テレサが故郷の村に戻ることが「最善の策かどうか分からない」とヒルダは言っていた。あれは一体どういう意味だろう?
「聞き取り調査が終われば、彼女は生まれ故郷の村に帰すのですよね?」
「そうなるだろうな」
「一人で?」
「まさか! 故郷の村までは騎士か、王宮府の誰かに送らせるつもりでいる。それに、まだあの子は未成人だろう?」
「出会った時に、すぐに十五歳になるようなことを聞いた覚えがあります」
ギルベルトが言った。
「いずれにせよ、家族にも説明せねばならんじゃろ? ずっと行方が分からなかった娘がある日突然家に帰って来たら、それはそれで大騒動になる。それが小さな村なら……尚更じゃろうしな」
フェルナンドはそう言いながら伸ばした顎髭を弄っている。あれはフェルナンドが何か考え込んでいる時によくする仕草だ。
「明後日はジル・クランと、妹のヒルダからも事情を聞くつもりなので、その点も踏まえて話をしますよ」
「そうじゃな。それが良い。一歩違えば、ローザが同じ目に遭っていたかもしれないと想像すると肝が冷える」
「ええ、そうですね」
「あの娘には、できるだけのことはしてやってくれ」
「はい。そのつもりです」
「頼んだぞ、カルロ」
その後は、ギルベルトがゲール州の領主のお茶会に招かれ、そこで領主のヨハン・ミュラーから紹介されたレオンハルト・フォン・ロートスの話題へと移った。
「そうか。フレドはその子どもがヴィルヘルムの血縁の可能性も捨てきれないと思っているのだな?」
「似ている部分もあると言っていましたね」
カルロはフレドからは、まだレオンハルトについての詳細は聞いていなかったのだろう。
「彼は何度も “母親の祖国” と言って、クリスタリア国に対して非常に興味がある素振りを見せていました。王立学院へ留学を希望しているような話もありました」
カルロとフェルナンドは揃って渋い顔をしている。
「彼は何も知らされてはいないでしょうね。陰謀に加担している風には全く見えませんでした」
「そうなのだろうな」
「それから、スサーナ妃の姿を描いた肖像画の類は、全てあの日に起こった火災で失われているようです。絵ですら母親の姿を一度も見たことが無いと言っていましたから」
ギルベルトの言葉を聞いてフェルナンドは大きな溜息を吐いた。
「そもそも、スサーナはその子どもの母親では無いがな」
カルロは吐き捨てるようにそう言った。怒りの余りカルロの握った拳が小刻みに震えている。

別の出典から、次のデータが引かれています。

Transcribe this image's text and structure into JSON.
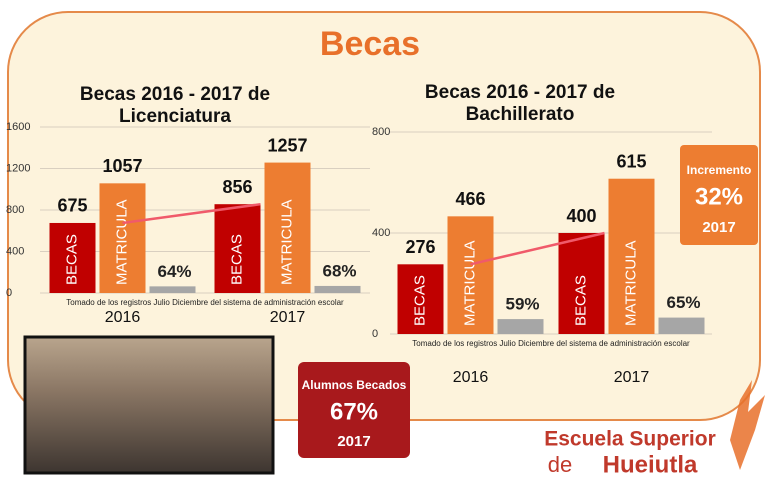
{
  "header": {
    "title": "Becas"
  },
  "chart_data": [
    {
      "type": "bar",
      "title": "Becas 2016 - 2017 de Licenciatura",
      "categories": [
        "2016",
        "2017"
      ],
      "series": [
        {
          "name": "BECAS",
          "color": "#c00000",
          "values": [
            675,
            856
          ]
        },
        {
          "name": "MATRICULA",
          "color": "#ed7d31",
          "values": [
            1057,
            1257
          ]
        },
        {
          "color": "#a6a6a6",
          "values": [
            64,
            68
          ],
          "value_labels": [
            "64%",
            "68%"
          ]
        }
      ],
      "ylim": [
        0,
        1600
      ],
      "yticks": [
        0,
        400,
        800,
        1200,
        1600
      ],
      "grid": true,
      "note": "Tomado de los registros Julio Diciembre del sistema de administración escolar"
    },
    {
      "type": "bar",
      "title": "Becas 2016 - 2017 de Bachillerato",
      "categories": [
        "2016",
        "2017"
      ],
      "series": [
        {
          "name": "BECAS",
          "color": "#c00000",
          "values": [
            276,
            400
          ]
        },
        {
          "name": "MATRICULA",
          "color": "#ed7d31",
          "values": [
            466,
            615
          ]
        },
        {
          "color": "#a6a6a6",
          "values": [
            59,
            65
          ],
          "value_labels": [
            "59%",
            "65%"
          ]
        }
      ],
      "ylim": [
        0,
        800
      ],
      "yticks": [
        0,
        400,
        800
      ],
      "grid": true,
      "note": "Tomado de los registros Julio Diciembre del sistema de administración escolar"
    }
  ],
  "callouts": [
    {
      "title": "Incremento",
      "value": "32%",
      "year": "2017"
    },
    {
      "title": "Alumnos Becados",
      "value": "67%",
      "year": "2017"
    }
  ],
  "logo": {
    "line1": "Escuela Superior",
    "line2a": "de",
    "line2b": "Hueiutla"
  }
}
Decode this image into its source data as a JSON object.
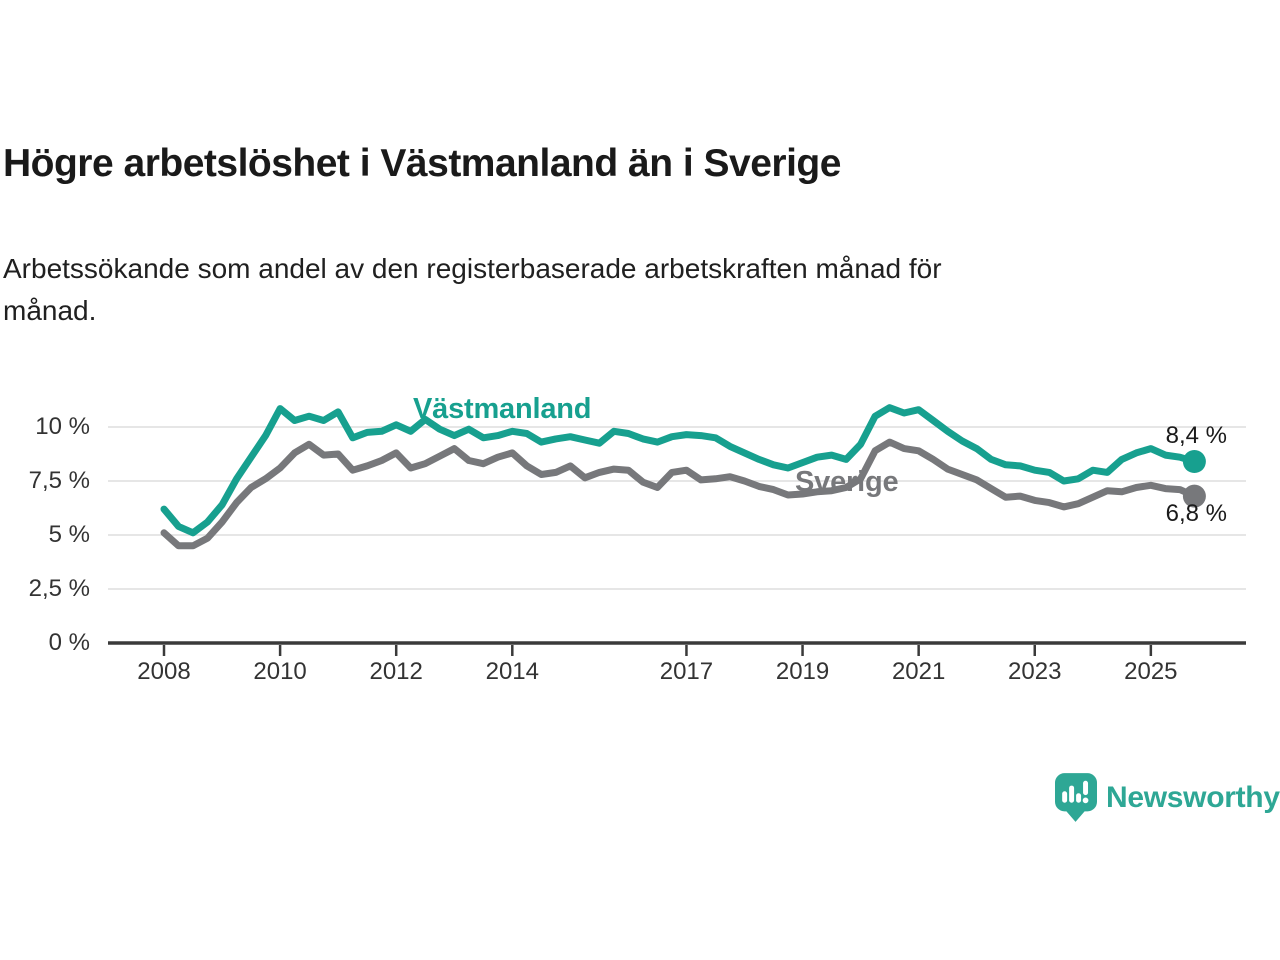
{
  "header": {
    "title": "Högre arbetslöshet i Västmanland än i Sverige",
    "subtitle_lines": [
      "Arbetssökande som andel av den registerbaserade arbetskraften månad för",
      "månad."
    ]
  },
  "colors": {
    "accent_teal": "#17A08F",
    "series_gray": "#77787B",
    "text_dark": "#1A1A1A",
    "text_body": "#202020",
    "axis_text": "#333333",
    "grid_line": "#DEDEDE",
    "axis_line": "#3A3A3A",
    "logo_teal": "#2EA795"
  },
  "chart_data": {
    "type": "line",
    "title": "Högre arbetslöshet i Västmanland än i Sverige",
    "xlabel": "",
    "ylabel": "Arbetssökande som andel av den registerbaserade arbetskraften",
    "unit": "%",
    "x_start": 2008,
    "x_step": 0.25,
    "x_end": 2025.75,
    "xlim": [
      2007.1,
      2026.6
    ],
    "ylim": [
      0,
      11.6
    ],
    "grid": "horizontal",
    "legend_position": "inline-labels",
    "x_ticks": [
      2008,
      2010,
      2012,
      2014,
      2017,
      2019,
      2021,
      2023,
      2025
    ],
    "y_ticks": [
      {
        "value": 0,
        "label": "0 %"
      },
      {
        "value": 2.5,
        "label": "2,5 %"
      },
      {
        "value": 5,
        "label": "5 %"
      },
      {
        "value": 7.5,
        "label": "7,5 %"
      },
      {
        "value": 10,
        "label": "10 %"
      }
    ],
    "series": [
      {
        "name": "Västmanland",
        "color": "#17A08F",
        "end_label": "8,4 %",
        "end_value": 8.4,
        "values": [
          6.2,
          5.4,
          5.1,
          5.6,
          6.4,
          7.6,
          8.6,
          9.6,
          10.85,
          10.3,
          10.5,
          10.3,
          10.7,
          9.5,
          9.75,
          9.8,
          10.1,
          9.8,
          10.35,
          9.9,
          9.6,
          9.9,
          9.5,
          9.6,
          9.8,
          9.7,
          9.3,
          9.45,
          9.55,
          9.4,
          9.25,
          9.8,
          9.7,
          9.45,
          9.3,
          9.55,
          9.65,
          9.6,
          9.5,
          9.1,
          8.8,
          8.5,
          8.25,
          8.1,
          8.35,
          8.6,
          8.7,
          8.5,
          9.2,
          10.5,
          10.9,
          10.65,
          10.8,
          10.3,
          9.8,
          9.35,
          9.0,
          8.5,
          8.25,
          8.2,
          8.0,
          7.9,
          7.5,
          7.6,
          8.0,
          7.9,
          8.5,
          8.8,
          9.0,
          8.7,
          8.6,
          8.4
        ]
      },
      {
        "name": "Sverige",
        "color": "#77787B",
        "end_label": "6,8 %",
        "end_value": 6.8,
        "values": [
          5.1,
          4.5,
          4.5,
          4.85,
          5.6,
          6.5,
          7.2,
          7.6,
          8.1,
          8.8,
          9.2,
          8.7,
          8.75,
          8.0,
          8.2,
          8.45,
          8.8,
          8.1,
          8.3,
          8.65,
          9.0,
          8.45,
          8.3,
          8.6,
          8.8,
          8.2,
          7.8,
          7.9,
          8.2,
          7.65,
          7.9,
          8.05,
          8.0,
          7.45,
          7.2,
          7.9,
          8.0,
          7.55,
          7.6,
          7.7,
          7.5,
          7.25,
          7.1,
          6.85,
          6.9,
          7.0,
          7.05,
          7.2,
          7.6,
          8.9,
          9.3,
          9.0,
          8.9,
          8.5,
          8.05,
          7.8,
          7.55,
          7.15,
          6.75,
          6.8,
          6.6,
          6.5,
          6.3,
          6.45,
          6.75,
          7.05,
          7.0,
          7.2,
          7.3,
          7.15,
          7.1,
          6.8
        ]
      }
    ]
  },
  "branding": {
    "logo_text": "Newsworthy",
    "logo_icon": "bar-chart-speech-bubble"
  }
}
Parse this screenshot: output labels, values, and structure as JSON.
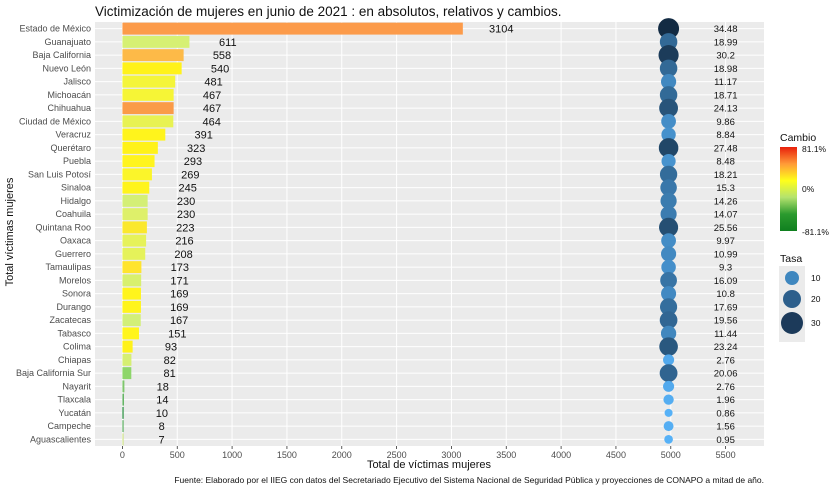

「大方、スサーナの肖像画は故意に燃やされたのだろうな。似ているところがこれっぽっちも無くて、次期王が “偽者” であるとの疑いを持たれることを恐れての所行じゃろ。愚かなことだ」
アスールはロートス王国にあった筈の産みの母親の肖像画が全て焼失していたことを、今初めて知った。
「ごめんね、隠していて」
アスールが真実を知ればショックを受けるだろうと思い、ギルベルトは敢えて肖像画に関しての情報を告げずにいてくれたのだろう。
「スサーナの肖像画ならば、スアレス公爵家に行けばいくらでも見られるぞ!」
「そうなのですか?」
「ああ。お前さんが忘れているだけで、何度も目にしている筈だがな……」
「えっ?」
「儂が二人を連れてスアレス邸に行くと、ロベルトがまだ小さなお前たち二人を、よくスサーナの肖像画が飾られている部屋へと連れて行っていたのを、儂は何度も目撃しておるぞ。記憶に無いか?」
フェルナンドが懐かしそうにそう言った。既に亡くなっている前スアレス公爵のロベルトは、フェルナンドの弟だ。
「まあ、まだ二人とも小さかったからな。仕方あるまい。お前たちを抱いたロベルトがその部屋から戻って来た時には……大抵ヤツの目が赤かったのを憶えておる」
前スアレス公爵のロベルトは、娘の忘れ形見の双子を連れて娘の肖像画が飾られている部屋へと籠り、何を思っていたのだろうか……。
アスールは鼻の奥がツンと痛むのを感じた。
「その肖像画は今でもスアレス公爵家にあるのですか?」
「もちろんあるぞ。今もあの部屋はそのままにしてある筈じゃよ」
「……そうですか」
「見に行きたいか?」
フェルナンドはアスールの顔を覗き込む。
「いいえ。今はまだ」
「そうじゃな。そのうちあそこにある沢山の肖像画の中から “とっておきの一枚” を儂がニコラスに言って貰ってやる。それをいつかお前さんの手でロートス王宮に飾ってやってくれ。そうじゃ、そうじゃ、それが良い」
そう言って笑うフェルナンドの目も真っ赤だった。